Que eu possa dizer para os jovens "cresçam e apareçam". Difícil com tanto apelo, cujo lema é apareçam e cresçam.
Que a gordinha possa ser a melhor bailarina do Bolshoi sem tanto olhar de assombro e sugestão de diet Shake.
Que a Vênus de Millus seja eterna referência de beleza sem precisar turbinar o seio ou virar marca de sutiã.
Que o menino possa desenhar a casa sem telhado, e a arte digital fique apenas em seus dedos.
Que os cadernos voltem a ter o Hino Nacional na contracapa e este seja cantado com os olhos marejados de verde e amarelo.
Que o telefone toque com o único objetivo de trocar saudades e juras de amor. Sem vendas de cartão, apenas créditos de afeto.
Que o pai-herói crie seu filho-moleque não para ser o super-homem, mas apenas humano.
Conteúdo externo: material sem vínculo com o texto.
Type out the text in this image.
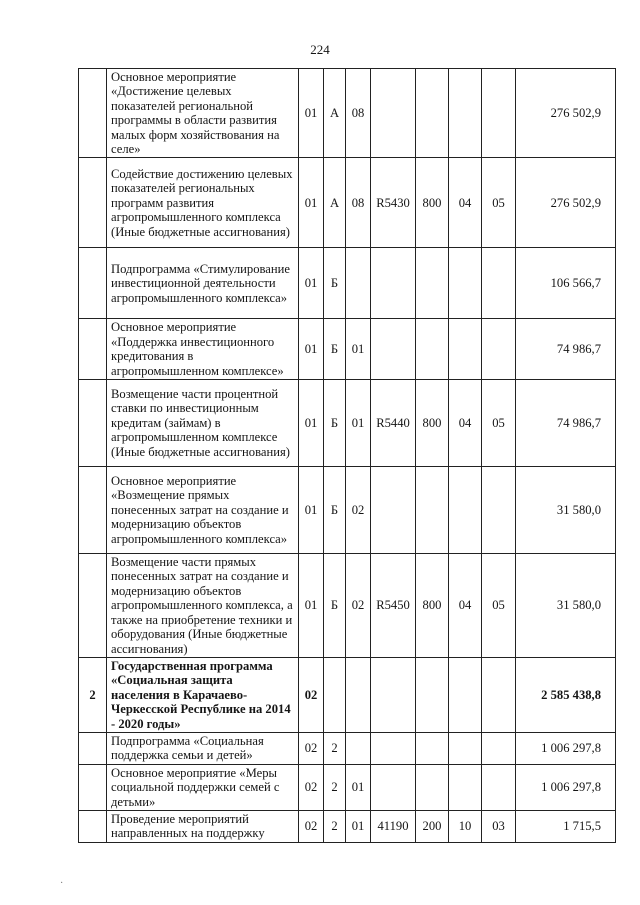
224
	Основное мероприятие «Достижение целевых показателей региональной программы в области развития малых форм хозяйствования на селе»	01	А	08					276 502,9
	Содействие достижению целевых показателей региональных программ развития агропромышленного комплекса (Иные бюджетные ассигнования)	01	А	08	R5430	800	04	05	276 502,9
	Подпрограмма «Стимулирование инвестиционной деятельности агропромышленного комплекса»	01	Б						106 566,7
	Основное мероприятие «Поддержка инвестиционного кредитования в агропромышленном комплексе»	01	Б	01					74 986,7
	Возмещение части процентной ставки по инвестиционным кредитам (займам) в агропромышленном комплексе (Иные бюджетные ассигнования)	01	Б	01	R5440	800	04	05	74 986,7
	Основное мероприятие «Возмещение прямых понесенных затрат на создание и модернизацию объектов агропромышленного комплекса»	01	Б	02					31 580,0
	Возмещение части прямых понесенных затрат на создание и модернизацию объектов агропромышленного комплекса, а также на приобретение техники и оборудования (Иные бюджетные ассигнования)	01	Б	02	R5450	800	04	05	31 580,0
2	Государственная программа «Социальная защита населения в Карачаево-Черкесской Республике на 2014 - 2020 годы»	02							2 585 438,8
	Подпрограмма «Социальная поддержка семьи и детей»	02	2						1 006 297,8
	Основное мероприятие «Меры социальной поддержки семей с детьми»	02	2	01					1 006 297,8
	Проведение мероприятий направленных на поддержку	02	2	01	41190	200	10	03	1 715,5
·
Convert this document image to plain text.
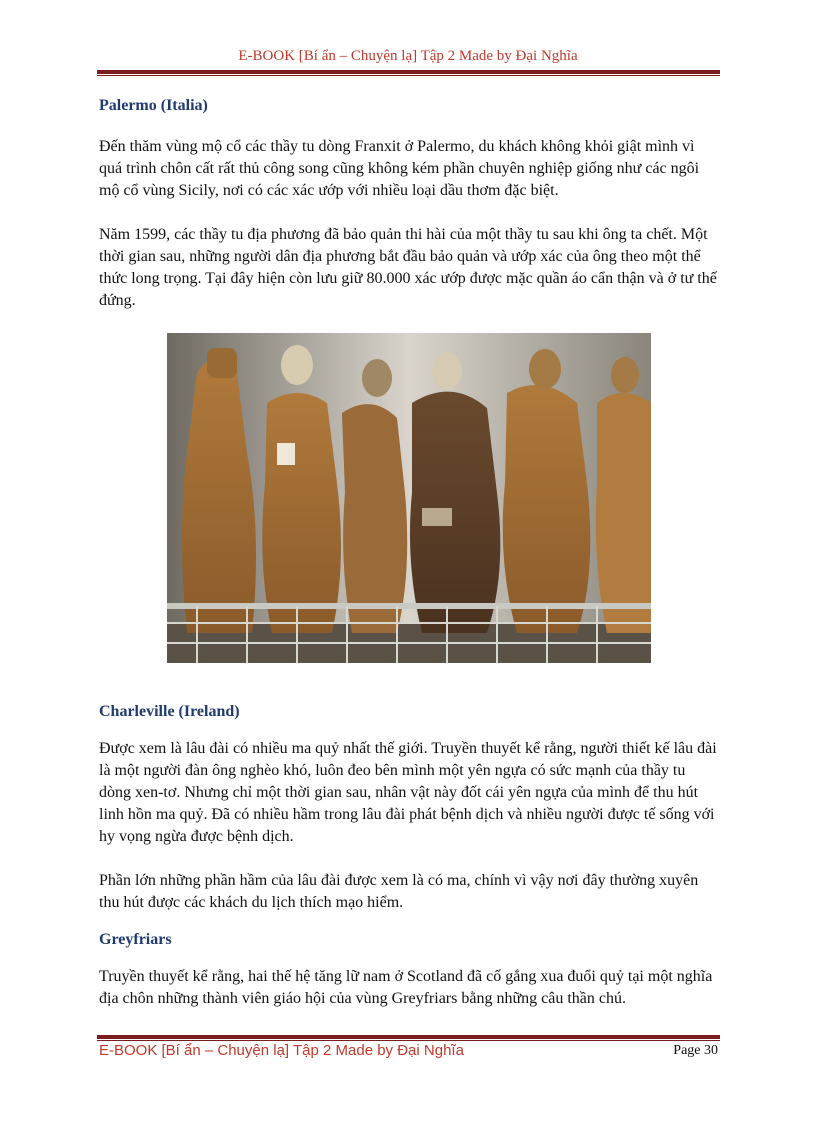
E-BOOK [Bí ẩn – Chuyện lạ] Tập 2 Made by Đại Nghĩa
Palermo (Italia)

Đến thăm vùng mộ cổ các thầy tu dòng Franxit ở Palermo, du khách không khỏi giật mình vì quá trình chôn cất rất thủ công song cũng không kém phần chuyên nghiệp giống như các ngôi mộ cổ vùng Sicily, nơi có các xác ướp với nhiều loại dầu thơm đặc biệt.

Năm 1599, các thầy tu địa phương đã bảo quản thi hài của một thầy tu sau khi ông ta chết. Một thời gian sau, những người dân địa phương bắt đầu bảo quản và ướp xác của ông theo một thể thức long trọng. Tại đây hiện còn lưu giữ 80.000 xác ướp được mặc quần áo cẩn thận và ở tư thế đứng.

Charleville (Ireland)

Được xem là lâu đài có nhiều ma quỷ nhất thế giới. Truyền thuyết kể rằng, người thiết kế lâu đài là một người đàn ông nghèo khó, luôn đeo bên mình một yên ngựa có sức mạnh của thầy tu dòng xen-tơ. Nhưng chỉ một thời gian sau, nhân vật này đốt cái yên ngựa của mình để thu hút linh hồn ma quỷ. Đã có nhiều hầm trong lâu đài phát bệnh dịch và nhiều người được tế sống với hy vọng ngừa được bệnh dịch.

Phần lớn những phần hầm của lâu đài được xem là có ma, chính vì vậy nơi đây thường xuyên thu hút được các khách du lịch thích mạo hiểm.

Greyfriars

Truyền thuyết kể rằng, hai thế hệ tăng lữ nam ở Scotland đã cố gắng xua đuổi quỷ tại một nghĩa địa chôn những thành viên giáo hội của vùng Greyfriars bằng những câu thần chú.

E-BOOK [Bí ẩn – Chuyện lạ] Tập 2 Made by Đại Nghĩa	Page 30
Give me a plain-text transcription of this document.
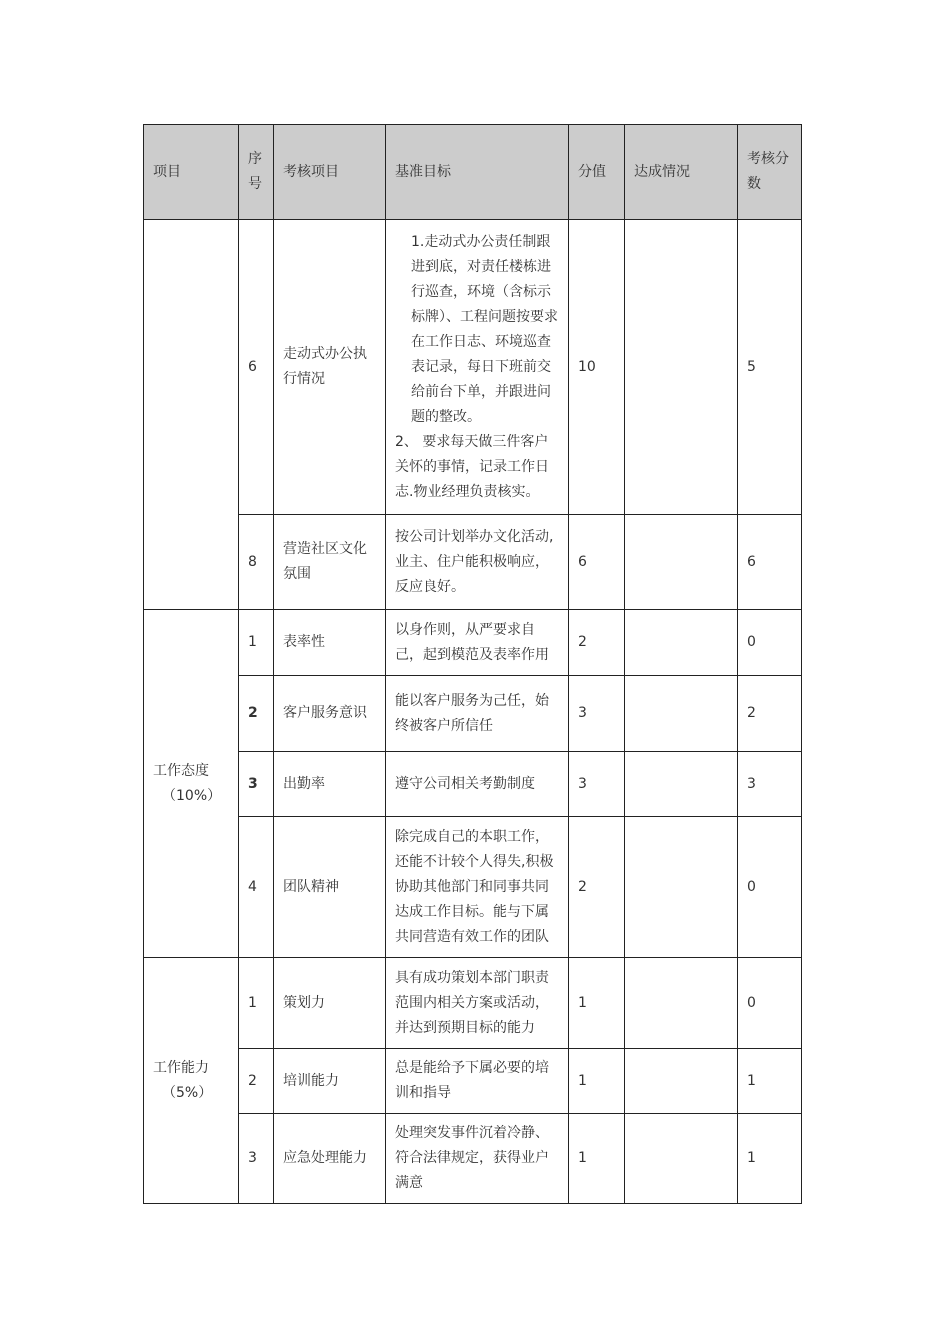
项目	序号	考核项目	基准目标	分值	达成情况	考核分数
	6	走动式办公执行情况	1.走动式办公责任制跟进到底，对责任楼栋进行巡查，环境（含标示标牌）、工程问题按要求在工作日志、环境巡查表记录，每日下班前交给前台下单，并跟进问题的整改。
2、 要求每天做三件客户关怀的事情，记录工作日志.物业经理负责核实。	10		5
	8	营造社区文化氛围	按公司计划举办文化活动,业主、住户能积极响应，反应良好。	6		6

工作态度
（10%）	1	表率性	以身作则，从严要求自己，起到模范及表率作用	2		0
	2	客户服务意识	能以客户服务为己任，始终被客户所信任	3		2
	3	出勤率	遵守公司相关考勤制度	3		3
	4	团队精神	除完成自己的本职工作，还能不计较个人得失,积极协助其他部门和同事共同达成工作目标。能与下属共同营造有效工作的团队	2		0

工作能力
（5%）	1	策划力	具有成功策划本部门职责范围内相关方案或活动，并达到预期目标的能力	1		0
	2	培训能力	总是能给予下属必要的培训和指导	1		1
	3	应急处理能力	处理突发事件沉着冷静、符合法律规定，获得业户满意	1		1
Que eu possa passar no revezamento da existência o bastão da certeza quase olímpica, que se é campeão quem conseguiu nessa vida arar sentimentos de apreço pelo criador e tentou deixar a terra fértil para que cresçam nova parreiras sem agrotóxicos.
Quero só um pouquinho de certeza que meu purgatório não foi em vão. Está difícil ver a rosa sem lembrar de Hiroshima.
Até São Jorge fugiu da lua depois da bandeira fincada lá.
Tanta invenção e não inventaram as pílulas de Drummond.
E agora Carlos, o que deixo para eles deste vasto mundo sem rima e sem solução?
- Do livro Tarja Branca, São Paulo, All Print Editora, 2010, p. 140/141.